I will be presenting a seminar to students in the Macquarie University Diploma of Editing and Publishing course on October 4. The seminar will cover issues relevant to authors and professional issues related to authorship.
The Berlin Literature festival was held from the 4-16 September and I was pleased to be in the city for some of it. Despite the posters on street corners, it isn't that public an event. It doesn't seem to grab public attentiuon the same way that the Sydney Writers Festival does. In Berlin I also took the time to catch up with Katharina Hacker, the 2006 winner of the german Prize. Her book, The Lifeguard, is a terrific read.
The conference in Paris. The first sesssion featured reports from all participants.

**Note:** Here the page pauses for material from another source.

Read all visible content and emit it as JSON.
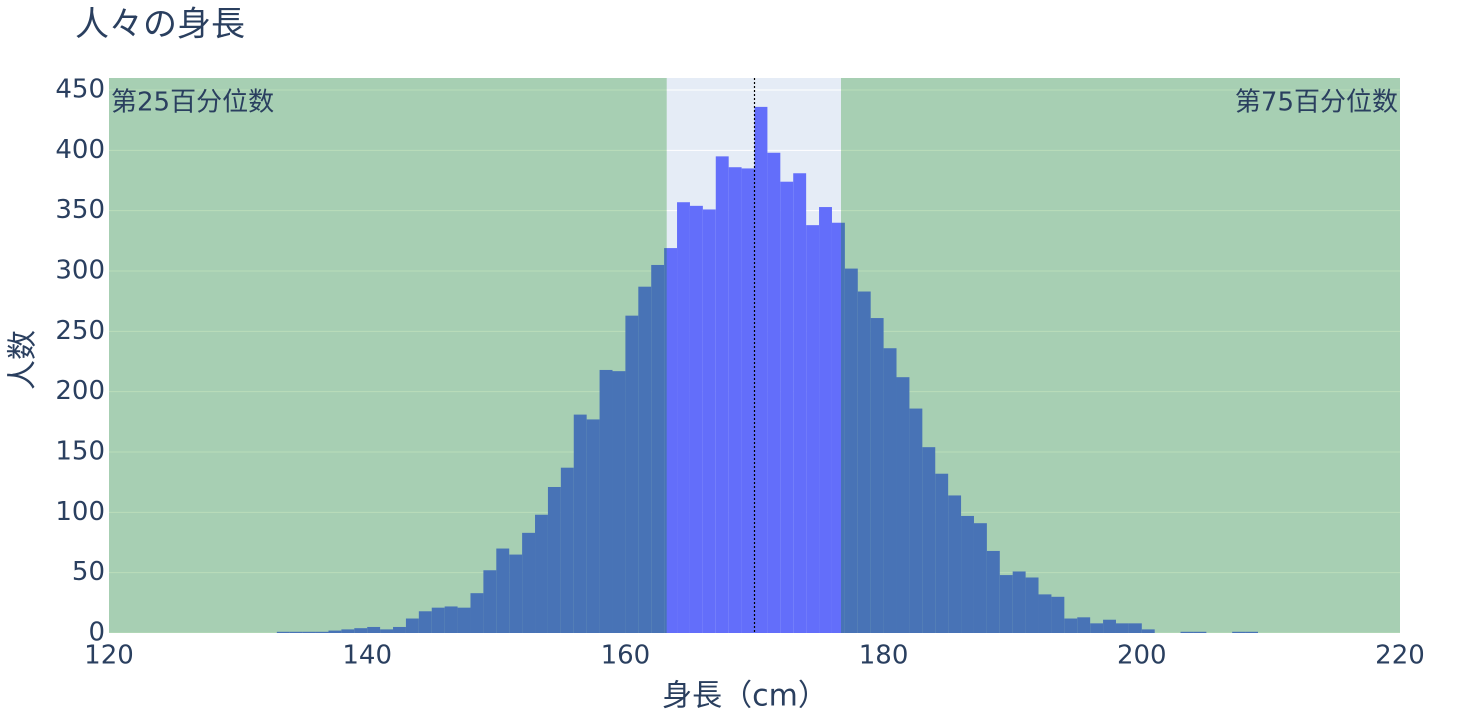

It was very worthwhile to take part in the recent 7th International Conference on Public Lending Right (PLR) in Paris from 6 to 8 September. In Australia, we tend to take this right for granted, but in fact it is in place in only about 27 countries. The USA is not one of them. European countries lead the way, and new countries admitted to membership of the EU have an obligation to introduce PLR as part of their membership of the EU. Some of the Scandinavian countries have an issue with the EU since their PLR systems, like Australia's, aims to encourage their national literatures. The EU expects all of its members to pay PLR for all authors whose works are held in librraries. This has meant that some countries are now paying PLR to US authors, despite the fact the PLR does not exist in the USA. At the same time, Australian authors are eligible for payment as well. The ASA is looking at acting as a central source for the collection of European PLR payments for Australian authors whose works are held in European libraries. I followed up this matter with the Authors Licensed Collecting Society (ALCS) in London after the PLR conference. At present, there are no plans for Australia to pay PLR for any authors except those who are citizens of or resident in Australia.